Eine der größten städtebaulichen Maßnahmen der letzten zehn Jahre nimmt Formen an: Seit Anfang März rollen die Abrissbagger für die Saarbrücker Messehallen. Investor Josef Reichenberger will das Gelände für Büroflächen, eine Kita, Gastronomie, aber auch für studentischen Wohnraum erschließen.
Herr Reichenberger, wie kommt ein Bayer auf die Idee, im Saarland ein Stück Land zu kaufen?
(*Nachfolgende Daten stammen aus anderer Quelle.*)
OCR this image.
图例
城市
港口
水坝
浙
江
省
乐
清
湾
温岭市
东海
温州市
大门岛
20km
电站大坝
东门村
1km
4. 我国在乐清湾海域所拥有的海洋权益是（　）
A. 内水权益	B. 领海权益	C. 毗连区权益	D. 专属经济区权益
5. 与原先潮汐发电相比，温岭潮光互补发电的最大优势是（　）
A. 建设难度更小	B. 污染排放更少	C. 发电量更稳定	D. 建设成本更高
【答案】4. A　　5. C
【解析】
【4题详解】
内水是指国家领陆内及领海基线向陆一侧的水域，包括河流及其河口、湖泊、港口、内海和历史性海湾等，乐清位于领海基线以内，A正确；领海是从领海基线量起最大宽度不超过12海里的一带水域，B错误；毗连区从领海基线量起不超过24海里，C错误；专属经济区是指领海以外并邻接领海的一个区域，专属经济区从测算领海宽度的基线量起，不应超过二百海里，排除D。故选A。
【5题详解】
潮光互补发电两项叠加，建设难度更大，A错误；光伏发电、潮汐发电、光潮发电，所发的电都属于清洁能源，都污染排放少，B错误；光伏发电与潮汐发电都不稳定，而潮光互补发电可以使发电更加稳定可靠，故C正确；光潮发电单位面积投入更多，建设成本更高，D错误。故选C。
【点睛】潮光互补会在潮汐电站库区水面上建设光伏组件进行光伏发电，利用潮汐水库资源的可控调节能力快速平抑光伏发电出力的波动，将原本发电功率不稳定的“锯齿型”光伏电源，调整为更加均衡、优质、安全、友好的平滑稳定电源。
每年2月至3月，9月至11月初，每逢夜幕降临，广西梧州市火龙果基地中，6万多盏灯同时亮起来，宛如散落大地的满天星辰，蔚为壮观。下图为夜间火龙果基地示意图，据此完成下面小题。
Das ist zugegebenermaßen eine lange und eigentlich auch amüsante Geschichte. Es hat einfach mit Vertrauen, Freundschaft und dem Gespür, das hier etwas Großes entstehen kann, zu tun. Wir haben vor ein paar Jahren auf einer Urlaubsreise in Australien ein Ehepaar aus dem Saarland kennengelernt und daraus hat sich eine echte Freundschaft entwickelt. Bei einem der vielen Besuche hier kamen wir auf das Gespräch über das ehemalige Saarmessegelände, schauten es uns an und der Funke war übergesprungen. Das Gelände ist attraktiv, im Vergleich zu anderen Städten günstig, hat eine gute Lage, ist erschlossen und verfügt über keine direkten Nachbarn in unmittelbarer Nähe. Ein Gebiet vor den Toren Saarbrückens, das enormes Entwicklungspotenzial besitzt.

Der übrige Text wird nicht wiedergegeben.